Wednesday, July 29, 2015

Remembering Simon Bolivar

Simon Bolivar's birthday on 24 July was commemorated by the new proactive Venezuelan Ambassador Augusto Montiel who organized a gathering to discuss the legacy of El Libertador (the Liberator). 

Bolivar is not just a Liberator of Venezuela. He has a special place in the history of Latin America as the hero of independence of not one country but five;  Venezuela, Colombia, Peru, Ecuador and Bolivia. In fact, Bolivia was named after him which is unique in the history of the world. He went even beyond the five countries and had a vision for Latin America as a whole. He was the first true Latin American dreamer, thinker and statesman who laid the foundation for regional unity. It is this legacy which endures to inspire Latin America even now.

Bolivar was an inspiring leader of many dimensions. He was a an audacious and exceptional military strategist who lead successful campaigns against the Spanish colonial forces. He was a revolutionary and a political thinker. Although he came from a wealthy oligarchic family, he became a reformer championing equality and abolition of slavery. He called on the governments to provide education as the fundamental duty.

Bolivar was a colorful Latino personality and had as many conquests in the camp of the opposite sex as in the battlefields. But the macho mujeriego, was himself conquered by La Libertadora del Libertador (lady liberator of the liberator) Manuelita Saenz. Her story is portrayed poignantly in a  Venezuelan film with the same title, released in 2000.

Critics point to the inconsistencies and contradictions of his personality and especially his dictatorial inclinations. While there is truth in these, they should be seen in the larger perspective in the context of the time of political instability and challenges faced by the newly liberated countries without adequate preparation to rule by themselves. 

It was Bolivar who made the first official call for Latin American integration in 1824. As president of Gran Colombia, he invited the other countries in the region to send diplomatic representatives to the proposed Congress of Panama in 1826. In this conference, a Treaty of Union, League and Perpetual Confederation was signed on 15 July by the Andean and Central American states as well as Mexico. The Treaty which consisted of 31 articles provided for common defense and resolution of territorial disputes among other things. It was an extraordinary and ambitious achievement at that time of the history of the region. Although this union did not survive, it provided inspiration to many other attempts at integration since then. The latest is the formation of  CELAC, the Community of Latin American and Caribbean States in 2011. While its goals are modest, it is a useful forum for the countries of the region to have their own identity and voice without the intrusive presence of US. Besides this larger union, the countries of the region have established several subregional groups such as Mercosur,Andean Community, SICA, ALBA and Pacific Alliance. Thanks to these groupings, there is substantial increase in intra-regional trade, cooperation and free movement of people. 

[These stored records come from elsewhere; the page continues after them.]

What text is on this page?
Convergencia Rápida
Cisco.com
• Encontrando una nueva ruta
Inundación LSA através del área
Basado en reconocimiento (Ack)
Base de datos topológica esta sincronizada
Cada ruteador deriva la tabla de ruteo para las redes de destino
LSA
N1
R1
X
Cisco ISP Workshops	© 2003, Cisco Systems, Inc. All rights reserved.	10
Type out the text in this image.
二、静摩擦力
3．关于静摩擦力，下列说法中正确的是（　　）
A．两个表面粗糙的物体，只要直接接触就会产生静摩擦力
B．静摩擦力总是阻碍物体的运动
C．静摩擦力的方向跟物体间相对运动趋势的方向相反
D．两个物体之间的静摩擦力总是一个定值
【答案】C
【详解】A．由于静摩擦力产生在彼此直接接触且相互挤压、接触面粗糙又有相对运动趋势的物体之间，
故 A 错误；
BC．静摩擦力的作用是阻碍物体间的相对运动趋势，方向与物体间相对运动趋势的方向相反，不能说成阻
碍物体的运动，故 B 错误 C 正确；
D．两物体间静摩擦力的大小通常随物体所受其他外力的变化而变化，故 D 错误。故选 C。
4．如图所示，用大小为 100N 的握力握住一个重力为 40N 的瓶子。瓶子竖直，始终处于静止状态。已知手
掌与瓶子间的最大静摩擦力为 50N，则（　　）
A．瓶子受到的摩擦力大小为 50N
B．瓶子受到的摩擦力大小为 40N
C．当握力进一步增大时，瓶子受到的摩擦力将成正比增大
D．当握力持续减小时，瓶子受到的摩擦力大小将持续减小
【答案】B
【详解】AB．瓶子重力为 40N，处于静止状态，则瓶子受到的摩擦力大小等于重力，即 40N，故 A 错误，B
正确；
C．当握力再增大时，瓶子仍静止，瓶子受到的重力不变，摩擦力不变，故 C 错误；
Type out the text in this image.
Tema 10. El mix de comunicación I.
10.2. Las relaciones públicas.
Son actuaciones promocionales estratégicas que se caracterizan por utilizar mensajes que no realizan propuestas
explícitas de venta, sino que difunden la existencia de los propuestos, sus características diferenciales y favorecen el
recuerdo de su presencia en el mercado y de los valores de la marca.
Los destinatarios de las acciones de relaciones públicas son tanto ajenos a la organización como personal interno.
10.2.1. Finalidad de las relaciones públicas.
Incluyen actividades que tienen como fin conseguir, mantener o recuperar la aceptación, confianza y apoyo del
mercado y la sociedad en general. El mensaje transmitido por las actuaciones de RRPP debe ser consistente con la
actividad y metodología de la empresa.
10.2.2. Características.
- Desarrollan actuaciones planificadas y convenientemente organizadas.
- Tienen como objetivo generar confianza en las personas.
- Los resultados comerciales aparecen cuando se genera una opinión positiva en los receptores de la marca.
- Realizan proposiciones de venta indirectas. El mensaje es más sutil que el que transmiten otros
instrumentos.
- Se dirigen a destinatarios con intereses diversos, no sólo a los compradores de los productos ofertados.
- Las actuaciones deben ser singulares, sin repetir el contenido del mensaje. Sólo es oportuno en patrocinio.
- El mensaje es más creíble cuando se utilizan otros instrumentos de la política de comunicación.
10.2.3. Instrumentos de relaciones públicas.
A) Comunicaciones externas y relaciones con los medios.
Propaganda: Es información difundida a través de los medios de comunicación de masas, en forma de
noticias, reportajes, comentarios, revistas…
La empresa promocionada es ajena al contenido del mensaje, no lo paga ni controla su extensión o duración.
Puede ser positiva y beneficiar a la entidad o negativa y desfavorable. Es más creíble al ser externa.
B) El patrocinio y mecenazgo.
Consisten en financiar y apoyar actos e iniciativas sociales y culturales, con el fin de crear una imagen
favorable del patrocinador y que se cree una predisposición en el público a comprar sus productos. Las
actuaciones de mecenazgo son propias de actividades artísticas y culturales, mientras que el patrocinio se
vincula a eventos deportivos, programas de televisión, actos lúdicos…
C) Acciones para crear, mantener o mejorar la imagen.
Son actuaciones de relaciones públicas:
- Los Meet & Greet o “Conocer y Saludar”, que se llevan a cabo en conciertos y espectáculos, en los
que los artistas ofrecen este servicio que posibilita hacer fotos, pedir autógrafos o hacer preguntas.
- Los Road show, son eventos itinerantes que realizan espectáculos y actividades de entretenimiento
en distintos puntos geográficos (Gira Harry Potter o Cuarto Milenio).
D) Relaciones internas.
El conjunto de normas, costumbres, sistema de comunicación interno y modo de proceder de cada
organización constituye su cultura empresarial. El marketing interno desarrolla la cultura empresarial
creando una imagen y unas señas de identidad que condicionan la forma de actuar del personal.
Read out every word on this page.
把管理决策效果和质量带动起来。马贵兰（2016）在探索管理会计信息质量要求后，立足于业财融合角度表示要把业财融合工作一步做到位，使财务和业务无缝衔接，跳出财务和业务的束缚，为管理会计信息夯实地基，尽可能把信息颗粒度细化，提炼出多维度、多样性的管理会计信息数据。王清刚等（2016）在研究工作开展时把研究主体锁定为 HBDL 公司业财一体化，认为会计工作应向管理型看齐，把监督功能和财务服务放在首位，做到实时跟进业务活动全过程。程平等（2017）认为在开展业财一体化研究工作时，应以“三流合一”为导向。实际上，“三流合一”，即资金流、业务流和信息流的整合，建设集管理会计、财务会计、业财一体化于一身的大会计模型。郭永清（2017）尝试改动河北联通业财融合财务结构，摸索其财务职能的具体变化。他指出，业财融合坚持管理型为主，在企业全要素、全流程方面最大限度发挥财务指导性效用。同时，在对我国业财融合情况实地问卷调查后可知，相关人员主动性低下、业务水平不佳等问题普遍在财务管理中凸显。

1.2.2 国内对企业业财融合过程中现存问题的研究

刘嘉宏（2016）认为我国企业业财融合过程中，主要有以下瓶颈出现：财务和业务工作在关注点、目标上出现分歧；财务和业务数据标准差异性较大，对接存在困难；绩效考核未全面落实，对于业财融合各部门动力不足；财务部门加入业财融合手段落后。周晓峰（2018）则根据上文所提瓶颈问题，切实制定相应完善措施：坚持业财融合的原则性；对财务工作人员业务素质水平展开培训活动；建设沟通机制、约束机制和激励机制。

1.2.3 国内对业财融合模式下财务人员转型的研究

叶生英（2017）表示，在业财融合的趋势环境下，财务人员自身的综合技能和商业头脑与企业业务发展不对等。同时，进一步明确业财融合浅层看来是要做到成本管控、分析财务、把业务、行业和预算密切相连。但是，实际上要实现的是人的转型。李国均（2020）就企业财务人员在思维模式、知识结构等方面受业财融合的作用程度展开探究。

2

Integration is not only useful for facilitation of free movement of trade, services, capital and people. It has given collective strength and security. UNASUR, the union of the 12 South American countries formed in 2008 as an umbrella organization for security among other goals, has already set successful examples of protection of democracies and sovereignty of member countries. It had sent delegations to defuse political crisis when the democratically elected governments were challenged in Venezuela, Bolivia and Ecuador in recent times. In 1996, Mercosur had prevented a military coup by Gen Oviedo in Paraguay. But for these timely and decisive initiatives by the regional groups, the coup makers and their external patrons might have succeeded in messing up the democracies of those countries. Even now, Venezuela would have faced more external threats if it were not a member of Mercosur and Unasur. The external forces have certainly been deterred and they are now more cautious and less blatant ( as was the case in Honduras) because of the regional unity.

Bolivar was prophetic when he said' The United States appear to be destined by providence to plague Latin America with misery in the name of liberty". Latin America has been a victim of US military interventions and its support to military dictatorships and polarization of societies in the name of its anti-communist war. The latest case was the support to the coupsters in Honduras in 2009 when the democratically elected government of President Manuel Zelaya was overthrown. The war on drugs is another excuse for US intrusion into Latin American internal affairs. While the Latin Americans need to exercise constant vigilance against external threats, it does not mean that they should continue the bad habit of using external bogey to hide their internal flaws and problems. The Latin Americans need to set their own countries in order with political stability and inclusive economic growth.